Metal is the perfect material to work creatively and I can use a variety of techniques in working with it. The process of melting in blast furnaces and shaping by massive machines is an "act of creation" for me. This brings energy and power into the steel / matter.
Steel... the material of the Industrial Revolution where obsessive engineers like James Watt and Isambard Kingdom Brunel realised their visions of a new age. I think that creating heavily-engineered machines evoke / capture the raw energy and excitement of industrialization and has bundled it into these machine creations. It excites me to work with this material. Crafting objects into being. It is a little archaic in this digital age.
My work follows no specific design trend. That gives me the freedom to create light objects that eschew modern trends or market requirements. Positive reactions from both customers and art connoisseurs strengthen my resolve to create pieces that resist and avoid the ‘latest design trend’. My clients are not interested in industrially manufactured products. They prefer exclusive, handmade creations.
How do you cope with people not understanding or not appreciating your work?
I’m sure that there are many who do not understand my art, but then I do not expect the majority to understand.
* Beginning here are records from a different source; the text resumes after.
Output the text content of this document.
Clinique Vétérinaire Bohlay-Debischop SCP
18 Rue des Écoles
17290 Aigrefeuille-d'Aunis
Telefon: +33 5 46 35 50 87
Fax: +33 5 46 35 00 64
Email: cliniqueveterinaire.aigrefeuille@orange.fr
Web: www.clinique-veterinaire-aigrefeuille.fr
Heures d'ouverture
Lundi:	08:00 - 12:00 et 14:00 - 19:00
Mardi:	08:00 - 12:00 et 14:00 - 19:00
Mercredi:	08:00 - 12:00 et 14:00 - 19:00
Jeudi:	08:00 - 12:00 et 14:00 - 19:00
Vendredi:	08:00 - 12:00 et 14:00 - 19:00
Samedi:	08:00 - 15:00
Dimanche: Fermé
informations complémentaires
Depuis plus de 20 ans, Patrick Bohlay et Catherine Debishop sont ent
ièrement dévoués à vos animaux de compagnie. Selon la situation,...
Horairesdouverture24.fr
Generally I’ve received very positive reactions from people, and others have even attempted to copy my style; as they say, imitation is the sincerest form of flattery.
Twenty five years ago you were barely 30 years old. What did you imagine you would be doing today?
I never thought of myself doing a ‘conventional’ profession. I have worked as an illustrator and exhibition designer, later I was painting large pictures, always visionary and detailed, hoping that would be the final purpose of my life. I never expected metal to ‘find’ me at the right time, or that I would find my calling in working with metal.
So you are not surprised by the path you have taken?
You can't have everything under control in your life. Life can change in many ways as fate creates a nexus of positive and negative elements. Therefore, it’s a positive surprise. I would call it a gift.
Do you wish anything might have turned out differently for you?
It makes no sense to regret anything since everything I did in the past formed the building blocks for what I am doing now.
What would you ask for if you had a magic wand?
A magic wand in the right hands is a fantastic idea. Though I wouldn’t use it for my own benefit. I think a magic wand should only be used for a higher purpose.
Apart from your Machine Lights, are there any other bespoke projects that you are working at the moment?
I have just completed a custom-made pendant light for the block-buster movie director Roland Emmerich, which took me a lot of time to create. I have also been asked to design a movie camera body for an American Company as part of a co-creation. And I am also working on a new table light for the Machine Light series.